"Fringe" brings the stupid

Back in March, Peter made the following observation about lots of people’s favorite show: “Here’s the problem with ‘Lost.’ It asks ‘why’ but answers ‘what’ and ‘how.’” Brilliant! I thought when I read that. I had failed to get with the program and like “Lost,” despite implorings from all directions. And the reason was the whole thing felt like a contraption, a plot machine detached from any underlying reality or purpose. (I can hang through the McGuffin logic of the Maltese Falcon, but a whole TV season of it, or several, and some people are going to start feeling like they’re just being jerked around.) And when I saw Mission Impossible III, which is efficiently constructed but soulless and style-dead, I thought, we have a pattern here. J. J. Abrams is a very modern type, the auteur as engineer.

So I wasn’t exactly optimistic about “Fringe.” I was hoping to like it, though. I was needing a new show, and it had some decent reviews. My discovery after a few episodes that “Fringe” is soulless and style-dead wasn’t quite a disappointment. But the hours I spent watching it were a sort of joyless enduring. There are some bright spots in the large cast of “Lost,” but the tight ensemble of “Fringe” ranges from bland to blandly off-putting. Even Lance Reddick of “The Wire” has the chilly appeal squeezed out of him in “Fringe.” In moving from supporting roles to a central character, Joshua Jackson proves that he belongs in supporting roles. And Anna Torv, as the head agent person…I just can’t imagine a casting session in which people in charge of finding a lead for a multimillion dollar TV project decided, “Yes! This Anna Torv woman has just what we’re looking for!” since, besides a certain quality of looking like she needs to take a nap, she doesn’t have anything.
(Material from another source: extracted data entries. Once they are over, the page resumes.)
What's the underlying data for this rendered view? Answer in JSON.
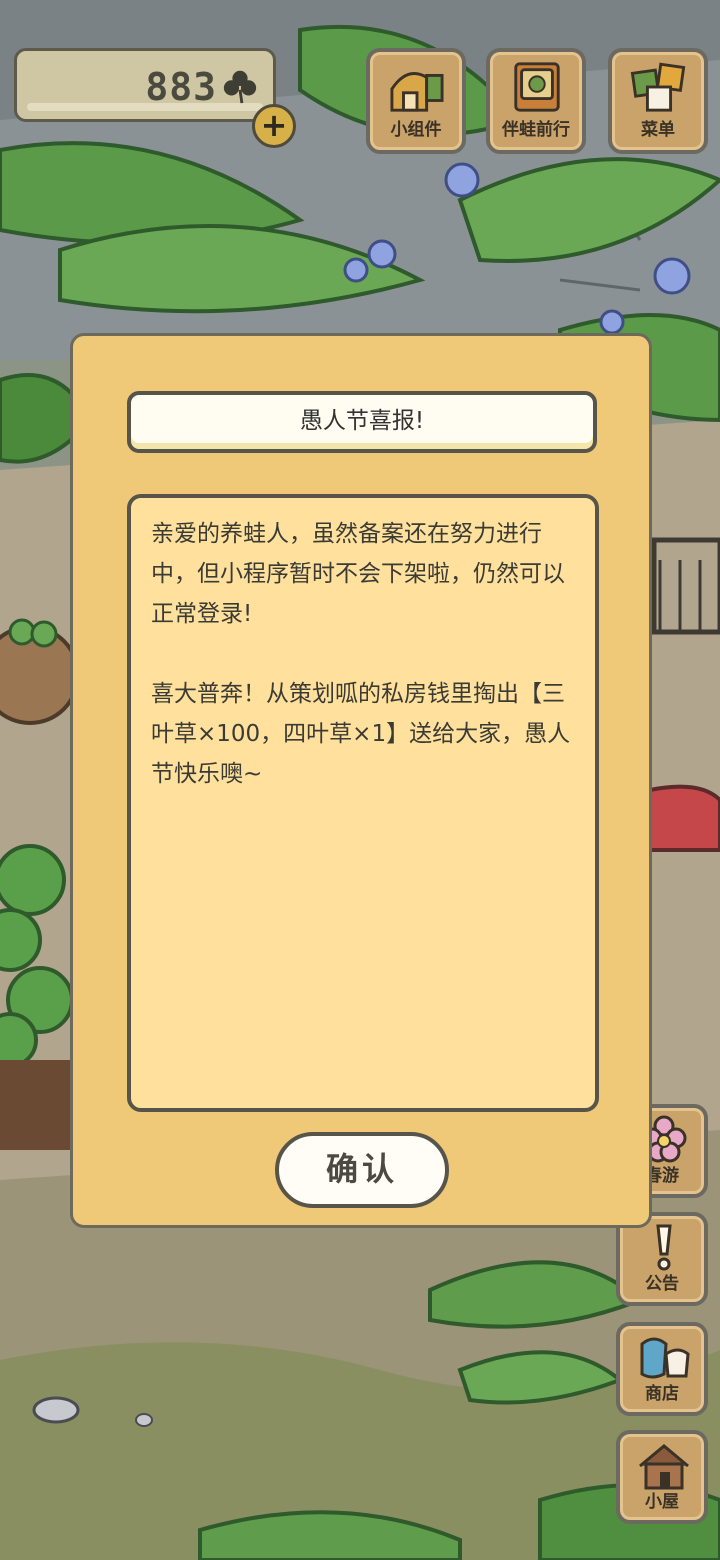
{
  "currency": {
    "value": "883"
  },
  "top_buttons": [
    {
      "label": "小组件",
      "icon": "widget-icon"
    },
    {
      "label": "伴蛙前行",
      "icon": "book-icon"
    },
    {
      "label": "菜单",
      "icon": "menu-cards-icon"
    }
  ],
  "side_buttons": [
    {
      "label": "春游",
      "icon": "flower-icon"
    },
    {
      "label": "公告",
      "icon": "exclamation-icon"
    },
    {
      "label": "商店",
      "icon": "shop-bag-icon"
    },
    {
      "label": "小屋",
      "icon": "house-icon"
    }
  ],
  "dialog": {
    "title": "愚人节喜报!",
    "body": "亲爱的养蛙人，虽然备案还在努力进行中，但小程序暂时不会下架啦，仍然可以正常登录!\n\n喜大普奔！从策划呱的私房钱里掏出【三叶草×100，四叶草×1】送给大家，愚人节快乐噢~",
    "confirm_label": "确认"
  },
  "colors": {
    "dialog_bg": "#efc977",
    "body_bg": "#ffe09c",
    "button_wood": "#c9a36a",
    "foliage": "#4f8f3f"
  }
}
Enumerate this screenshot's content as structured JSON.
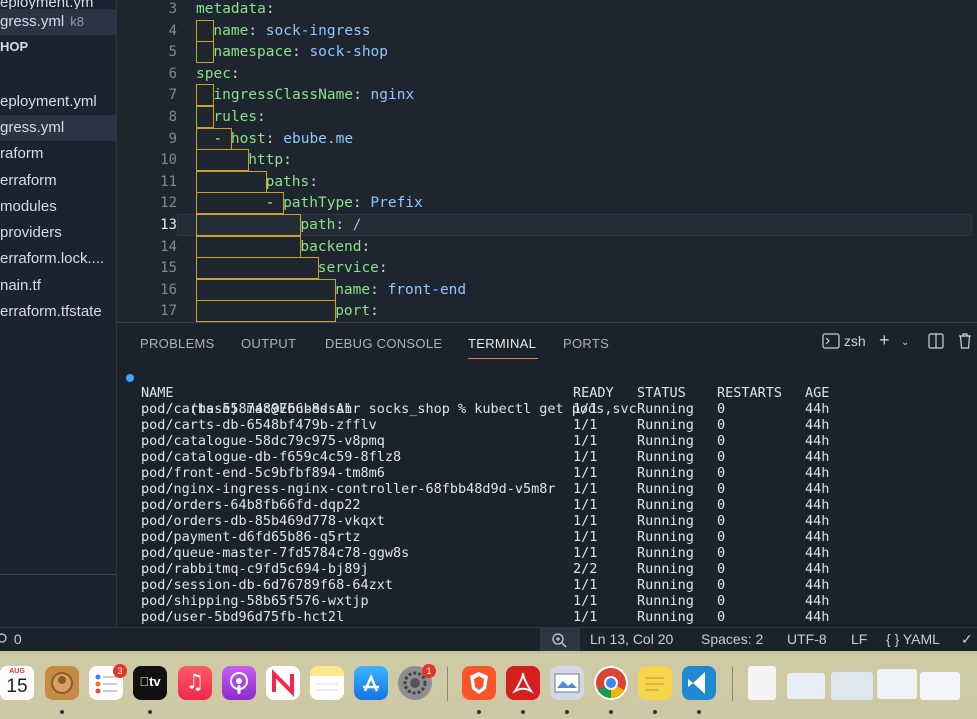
{
  "sidebar": {
    "section": "HOP",
    "items": [
      {
        "label": "eployment.ym",
        "active": false
      },
      {
        "label": "gress.yml",
        "tag": "k8",
        "active": true
      },
      {
        "label": "eployment.yml",
        "active": false
      },
      {
        "label": "gress.yml",
        "active": true
      },
      {
        "label": "raform",
        "active": false
      },
      {
        "label": "erraform",
        "active": false
      },
      {
        "label": "modules",
        "active": false
      },
      {
        "label": "providers",
        "active": false
      },
      {
        "label": "erraform.lock....",
        "active": false
      },
      {
        "label": "nain.tf",
        "active": false
      },
      {
        "label": "erraform.tfstate",
        "active": false
      }
    ]
  },
  "editor": {
    "line_numbers": [
      "3",
      "4",
      "5",
      "6",
      "7",
      "8",
      "9",
      "10",
      "11",
      "12",
      "13",
      "14",
      "15",
      "16",
      "17"
    ],
    "current_line": "13",
    "lines": [
      {
        "prefix": "",
        "key": "metadata",
        "value": ""
      },
      {
        "prefix": "",
        "key": "name",
        "value": "sock-ingress"
      },
      {
        "prefix": "",
        "key": "namespace",
        "value": "sock-shop"
      },
      {
        "prefix": "",
        "key": "spec",
        "value": ""
      },
      {
        "prefix": "",
        "key": "ingressClassName",
        "value": "nginx"
      },
      {
        "prefix": "",
        "key": "rules",
        "value": ""
      },
      {
        "prefix": "- ",
        "key": "host",
        "value": "ebube.me"
      },
      {
        "prefix": "",
        "key": "http",
        "value": ""
      },
      {
        "prefix": "",
        "key": "paths",
        "value": ""
      },
      {
        "prefix": "- ",
        "key": "pathType",
        "value": "Prefix"
      },
      {
        "prefix": "",
        "key": "path",
        "value": "/"
      },
      {
        "prefix": "",
        "key": "backend",
        "value": ""
      },
      {
        "prefix": "",
        "key": "service",
        "value": ""
      },
      {
        "prefix": "",
        "key": "name",
        "value": "front-end"
      },
      {
        "prefix": "",
        "key": "port",
        "value": ""
      }
    ]
  },
  "panel": {
    "tabs": [
      "PROBLEMS",
      "OUTPUT",
      "DEBUG CONSOLE",
      "TERMINAL",
      "PORTS"
    ],
    "active_tab": "TERMINAL",
    "shell": "zsh"
  },
  "terminal": {
    "prompt": "(base) mac@Ebubes-Air socks_shop % kubectl get pods,svc",
    "header": {
      "name": "NAME",
      "ready": "READY",
      "status": "STATUS",
      "restarts": "RESTARTS",
      "age": "AGE"
    },
    "rows": [
      {
        "name": "pod/carts-5587489766-8dssh",
        "ready": "1/1",
        "status": "Running",
        "restarts": "0",
        "age": "44h"
      },
      {
        "name": "pod/carts-db-6548bf479b-zfflv",
        "ready": "1/1",
        "status": "Running",
        "restarts": "0",
        "age": "44h"
      },
      {
        "name": "pod/catalogue-58dc79c975-v8pmq",
        "ready": "1/1",
        "status": "Running",
        "restarts": "0",
        "age": "44h"
      },
      {
        "name": "pod/catalogue-db-f659c4c59-8flz8",
        "ready": "1/1",
        "status": "Running",
        "restarts": "0",
        "age": "44h"
      },
      {
        "name": "pod/front-end-5c9bfbf894-tm8m6",
        "ready": "1/1",
        "status": "Running",
        "restarts": "0",
        "age": "44h"
      },
      {
        "name": "pod/nginx-ingress-nginx-controller-68fbb48d9d-v5m8r",
        "ready": "1/1",
        "status": "Running",
        "restarts": "0",
        "age": "44h"
      },
      {
        "name": "pod/orders-64b8fb66fd-dqp22",
        "ready": "1/1",
        "status": "Running",
        "restarts": "0",
        "age": "44h"
      },
      {
        "name": "pod/orders-db-85b469d778-vkqxt",
        "ready": "1/1",
        "status": "Running",
        "restarts": "0",
        "age": "44h"
      },
      {
        "name": "pod/payment-d6fd65b86-q5rtz",
        "ready": "1/1",
        "status": "Running",
        "restarts": "0",
        "age": "44h"
      },
      {
        "name": "pod/queue-master-7fd5784c78-ggw8s",
        "ready": "1/1",
        "status": "Running",
        "restarts": "0",
        "age": "44h"
      },
      {
        "name": "pod/rabbitmq-c9fd5c694-bj89j",
        "ready": "2/2",
        "status": "Running",
        "restarts": "0",
        "age": "44h"
      },
      {
        "name": "pod/session-db-6d76789f68-64zxt",
        "ready": "1/1",
        "status": "Running",
        "restarts": "0",
        "age": "44h"
      },
      {
        "name": "pod/shipping-58b65f576-wxtjp",
        "ready": "1/1",
        "status": "Running",
        "restarts": "0",
        "age": "44h"
      },
      {
        "name": "pod/user-5bd96d75fb-hct2l",
        "ready": "1/1",
        "status": "Running",
        "restarts": "0",
        "age": "44h"
      }
    ]
  },
  "statusbar": {
    "problems": "0",
    "position": "Ln 13, Col 20",
    "spaces": "Spaces: 2",
    "encoding": "UTF-8",
    "eol": "LF",
    "language": "{ } YAML"
  },
  "dock": {
    "calendar_month": "AUG",
    "calendar_day": "15",
    "reminders_badge": "3",
    "tv_label": "tv",
    "settings_badge": "1"
  }
}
But “Fringe” is even flatter in its approach than “Lost” is, in Peter’s characterization. “Fringe” is not only not interested in “why,” it’s not really interested in “how” either. That leaves “what.” Despite the exotic realities it deals in, “Fringe” offers very little in the way of explanation. Instead, it takes its flakey fringe science and simply throws it at the audience. There are some lab procedures, along with some gratuitous CSI-style scalpeling (it’s one of those vivisectional shows where the gore is joined not to violence on live people but to policework on dead ones), but they occur in an explanatory vacuum. I get a kick out of the sort of sci fi in which the alternate reality is close enough to our own reality that the explanation has a buzz of its own, where there’s a little sci with the fi, and you’re thinking, “If only….” “Fringe,” though, operates according to an epistemology that can be summed up as: “Don’t bother.”

Then what are all the lab procedures for, if not discovery, explanation? They provide a sort of the outer form of investigation and discovery, a mime of science. It’s like watching someone clatter away at a keyboard that you know isn’t hooked up to a computer.